Pour la thèse officielle, les Celtes ne sont pas, à l'origine, les habitants d'une cité ou d'une ville, mais les habitants d'une région relativement vaste, située dans l'ouest de l'Europe centrale, de la Bourgogne à l'Autriche en passant par le haut Danube. C'est dans cette région que serait née, d'une façon plus ou moins clairsemée, une civilisation dite celtique. Les foyers de cette civilisation se retrouveraient sur le terrain, là où les vestiges archéologiques sont les plus conséquents, à Hallstatt pour le premier âge du fer, à La Tène pour le second. De même, c'est l'étendue des plateaux fortifiés, appelés oppidum par les archéologues, et leur répartition qui indiqueraient les centres les plus celtisés, ainsi que les tombes, en particulier celles des princes, petits rois locaux.

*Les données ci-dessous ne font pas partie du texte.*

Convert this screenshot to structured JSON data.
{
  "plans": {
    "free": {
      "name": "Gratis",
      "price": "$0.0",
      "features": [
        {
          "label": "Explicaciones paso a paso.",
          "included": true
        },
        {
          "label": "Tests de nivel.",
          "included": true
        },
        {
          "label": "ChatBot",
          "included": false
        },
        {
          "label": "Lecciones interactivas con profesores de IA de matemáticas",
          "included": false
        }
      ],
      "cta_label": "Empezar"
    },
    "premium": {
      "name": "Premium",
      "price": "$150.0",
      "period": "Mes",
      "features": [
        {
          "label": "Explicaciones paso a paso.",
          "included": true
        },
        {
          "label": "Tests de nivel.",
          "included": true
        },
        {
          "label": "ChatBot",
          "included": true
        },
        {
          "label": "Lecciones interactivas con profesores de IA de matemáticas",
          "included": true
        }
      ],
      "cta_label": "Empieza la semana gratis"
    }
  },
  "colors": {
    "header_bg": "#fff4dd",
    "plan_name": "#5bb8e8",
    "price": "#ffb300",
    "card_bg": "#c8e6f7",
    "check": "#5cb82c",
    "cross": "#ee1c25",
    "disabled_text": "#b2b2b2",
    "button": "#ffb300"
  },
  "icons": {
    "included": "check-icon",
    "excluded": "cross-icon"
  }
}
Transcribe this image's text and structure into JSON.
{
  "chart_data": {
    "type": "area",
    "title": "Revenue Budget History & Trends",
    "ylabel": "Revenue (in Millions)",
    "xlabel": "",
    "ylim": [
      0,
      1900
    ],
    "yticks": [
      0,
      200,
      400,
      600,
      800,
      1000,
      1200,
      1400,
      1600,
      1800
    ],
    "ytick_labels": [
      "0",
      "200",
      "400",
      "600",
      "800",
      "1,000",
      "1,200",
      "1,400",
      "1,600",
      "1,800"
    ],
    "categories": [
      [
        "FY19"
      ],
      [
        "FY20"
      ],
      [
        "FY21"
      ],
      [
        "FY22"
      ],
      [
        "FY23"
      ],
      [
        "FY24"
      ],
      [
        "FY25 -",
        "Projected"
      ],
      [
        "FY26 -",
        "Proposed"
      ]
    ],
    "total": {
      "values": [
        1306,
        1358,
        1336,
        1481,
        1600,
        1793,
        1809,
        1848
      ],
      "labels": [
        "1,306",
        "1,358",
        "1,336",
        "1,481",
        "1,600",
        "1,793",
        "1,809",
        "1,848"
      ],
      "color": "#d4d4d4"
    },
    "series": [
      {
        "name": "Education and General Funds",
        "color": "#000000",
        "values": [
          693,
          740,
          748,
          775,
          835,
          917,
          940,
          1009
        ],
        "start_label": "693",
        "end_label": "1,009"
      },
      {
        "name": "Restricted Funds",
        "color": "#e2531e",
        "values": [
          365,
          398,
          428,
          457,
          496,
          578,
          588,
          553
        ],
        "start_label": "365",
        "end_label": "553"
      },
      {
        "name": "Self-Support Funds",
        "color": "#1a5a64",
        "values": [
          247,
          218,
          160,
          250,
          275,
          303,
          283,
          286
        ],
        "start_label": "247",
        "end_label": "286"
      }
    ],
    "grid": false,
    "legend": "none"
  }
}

Pour moi, les Celtes sont, à l'origine, les habitants de Nuerax, alias Taisey, cité fondée par des colons venus de Tyr. Cette cité est devenue, au VIème siècle, l'une des plus puissantes peuplades du monde barbare, probablement grâce à toute une population des bords de Saône et de la région Bourgogne sur laquelle elle a étendu progressivement son autorité. On a là l'image d'une vaste opération de conquête, depuis Nuerax/Cabillodunum/Taisey, principalement en direction du cours supérieur du Danube, fleuve stratégique conduisant au vieux monde. Cette opération de conquête est menée par des troupes de combattants accompagnés de leur famille, bivouaquant ou cantonnant sur des "oppidum-camps" et encadrés par des chefs, à la fois princes et héros, qui se font enterrer avec leurs riches ornements guerriers. Dans cette opération de longue haleine, il était important de disposer au plus près de mines de fer et de sel, les premières pour le renouvellement de l'armement, les secondes pour constituer des réserves de nourriture, ce qui explique les grandes exploitations dont on a retrouvé la trace.
Pour moi, il ne fait pas de doute : l'origine des Celtes, c'est à Cabillodunum/Taisey, à Bibracte/Mont-Saint-Vincent et à Gergovie/Le Crest qu'il faut la situer. C'est d'ailleurs ce que confirme l'excellent historien romain Ammien Marcellin. S'inspirant des écrits du Grec Timagène du Ier siècle avant J.C., il dit que le mot celte venait des premiers rois de notre pays qui portèrent ce nom.
En se revêtant du nom de Celtillos, le père de Vercingétorix savait parfaitement qu'il se remettait dans la lignée de ses lointains ancêtres.
Gallia comata !
Ta lance perce les cuirasses les plus dures tandis que celle de tes adversaires s'émousse sur ton casque d'airain. Sur ton bouclier frappé aux deux blasons, j'ai vu surgir le lion de Bibracte et la Gorgone de Gergovie.
Char d'apparat décoré d'ivoire, musée metropolitan de New York, travail arverne dans le style du cratère de Vix.